Doch Licht am Ende des digitalen Tunnels erschien im Akassia-Hotel nahe El Quesir, wo Peter auf dem Rückweg nach Hurghada einen kurzen Zwischenstopp einlegte. Dort konnte er, das wußte er noch von seinem letzten Aufenthalt, sein verlorenes Datenvolumen wieder auffüllen.

Voller Optimismus versuchte er es bei dem Telefondealer im Akassia und bat ihn, ihm ein Datenvolumen mit 4,5 GB für 60 ägyptische Pfund auf sein Smartfone zu laden. Das mache er gerne, entgegnete er. Das koste dann alles in allem 150 Pfund. Auch nach über 20jähriger Ägyptenerfahrung war der Redakteur etwas baff und fragte den Ägypter, ob er diesen Vodafon-Tarif nicht kenne. Doch, doch, aber er müsse ja auch die Miete für seinen Laden bezahlen. Das sei einzusehen, aber doch nicht mit einem Aufschlag von 130 Prozent. So habe er zum ersten Mal um einen Telefontarif gefeilscht, gab er swo-Redakteur zu Protokoll. Man einigte sich auf 100 Pfund. Doch nun zog sich das Einrichten hin, obwohl es eigentlich mit der Eingabe *2000 *50# (und das gleiche noch mal mit 10) erledigt haben müßte. Nach etwa einer halben Stunde war er fertig und erklärte entschuldigend, dass nun mein Telefonguthaben um 60 Pfund gestiegen sei. Meine 4,5 Gigabyt seien nie angerührt worden. Diese hätten nämlich noch einmal gesondert aktiviert werden müssen. Das habe er getan und die 60 Pfund dann eben auf das Gesprächsguthaben umgeleitet. Von den 100 Pfund war jetzt keine Rede mehr. „Ich hab‘ sie ihm aber trotzdem gegeben. Das war mir der Stein, der mir von Herzen gefallen ist, wert,“ meinte Peter.

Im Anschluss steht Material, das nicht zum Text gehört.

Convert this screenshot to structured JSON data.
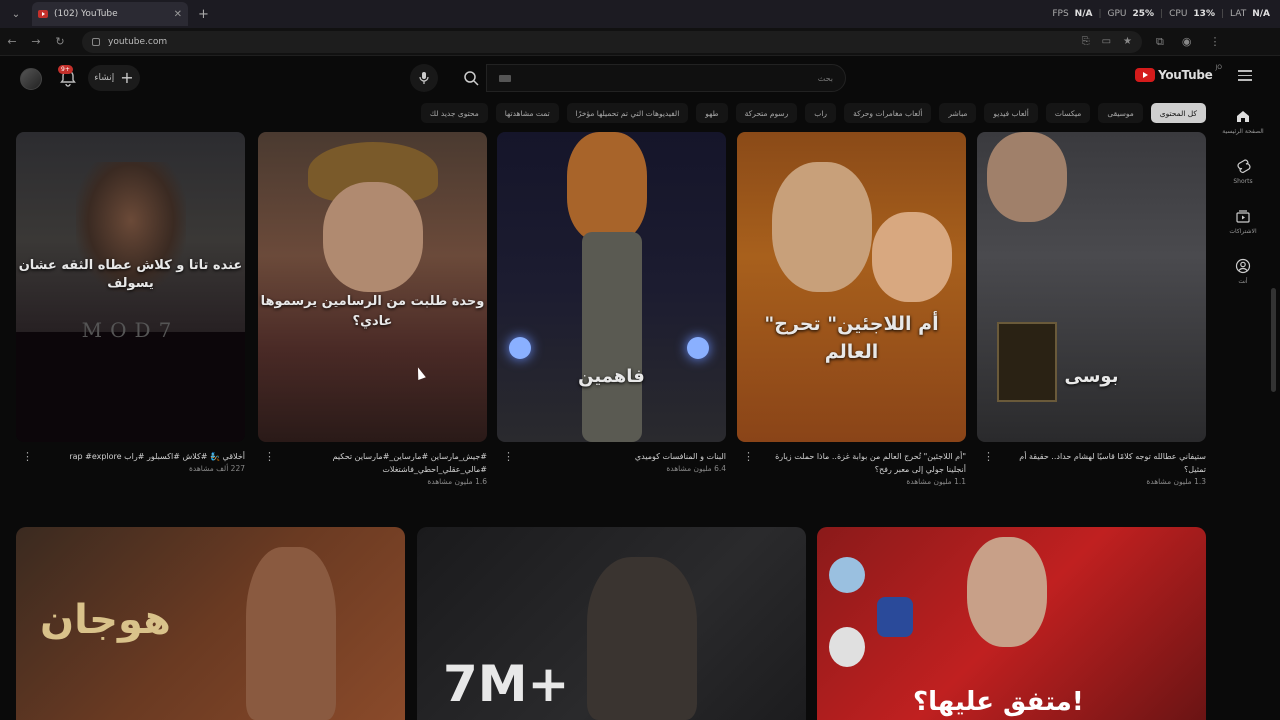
{
  "browser": {
    "tab_title": "(102) YouTube",
    "url": "youtube.com",
    "perf": {
      "fps_label": "FPS",
      "fps": "N/A",
      "gpu_label": "GPU",
      "gpu": "25%",
      "cpu_label": "CPU",
      "cpu": "13%",
      "lat_label": "LAT",
      "lat": "N/A"
    }
  },
  "header": {
    "logo_text": "YouTube",
    "logo_region": "JO",
    "search_placeholder": "بحث",
    "create_label": "إنشاء",
    "notification_count": "9+"
  },
  "chips": [
    "كل المحتوى",
    "موسيقى",
    "ميكسات",
    "ألعاب فيديو",
    "مباشر",
    "ألعاب مغامرات وحركة",
    "راب",
    "رسوم متحركة",
    "طهو",
    "الفيديوهات التي تم تحميلها مؤخرًا",
    "تمت مشاهدتها",
    "محتوى جديد لك"
  ],
  "sidebar": [
    {
      "label": "الصفحة الرئيسية",
      "icon": "home-icon"
    },
    {
      "label": "Shorts",
      "icon": "shorts-icon"
    },
    {
      "label": "الاشتراكات",
      "icon": "subscriptions-icon"
    },
    {
      "label": "أنت",
      "icon": "you-icon"
    }
  ],
  "shorts": [
    {
      "title": "ستيفاني عطالله توجه كلامًا قاسيًا لهشام حداد.. حقيقة أم تمثيل؟",
      "views": "1.3 مليون مشاهدة",
      "caption": "بوسى"
    },
    {
      "title": "\"أم اللاجئين\" تُحرج العالم من بوابة غزة.. ماذا حملت زيارة أنجلينا جولي إلى معبر رفح؟",
      "views": "1.1 مليون مشاهدة",
      "caption": "\"أم اللاجئين\" تحرج العالم"
    },
    {
      "title": "البنات و المنافسات كوميدي",
      "views": "6.4 مليون مشاهدة",
      "caption": "فاهمين"
    },
    {
      "title": "#جيش_مارساين #مارساين_#مارساين تحكيم #مالي_عقلي_احطي_فاشتغلات",
      "views": "1.6 مليون مشاهدة",
      "caption": "وحدة طلبت من الرسامين يرسموها عادي؟"
    },
    {
      "title": "أخلاقي 🧞 #كلاش #اكسبلور #راب rap #explore",
      "views": "227 ألف مشاهدة",
      "caption": "عنده تاتا و كلاش عطاه الثقه عشان يسولف"
    }
  ],
  "videos": [
    {
      "overlay": "متفق عليها؟!"
    },
    {
      "overlay": "7M+"
    },
    {
      "overlay": "هوجان"
    }
  ]
}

Mehr infos auf vodafon egypt

 

Text: swo Foto:psk

Für all jene, die sich in Ägypten eine Telefonkarte zulegen, was deutlich günstiger ist, als Roaminggebühren zu bezahlen, deshalb der Hinweis: Das Datenvolume erlischt nach einer gewissen Zeit. Wer die Karte wieder mit ins Land bringt, kann sie unter Umständen wieder benutzen. Telefonieren funktioniert dann auch problemlos. Datenvolumen muss aber offensichtlich gesondert wieder frei geschaltet werden.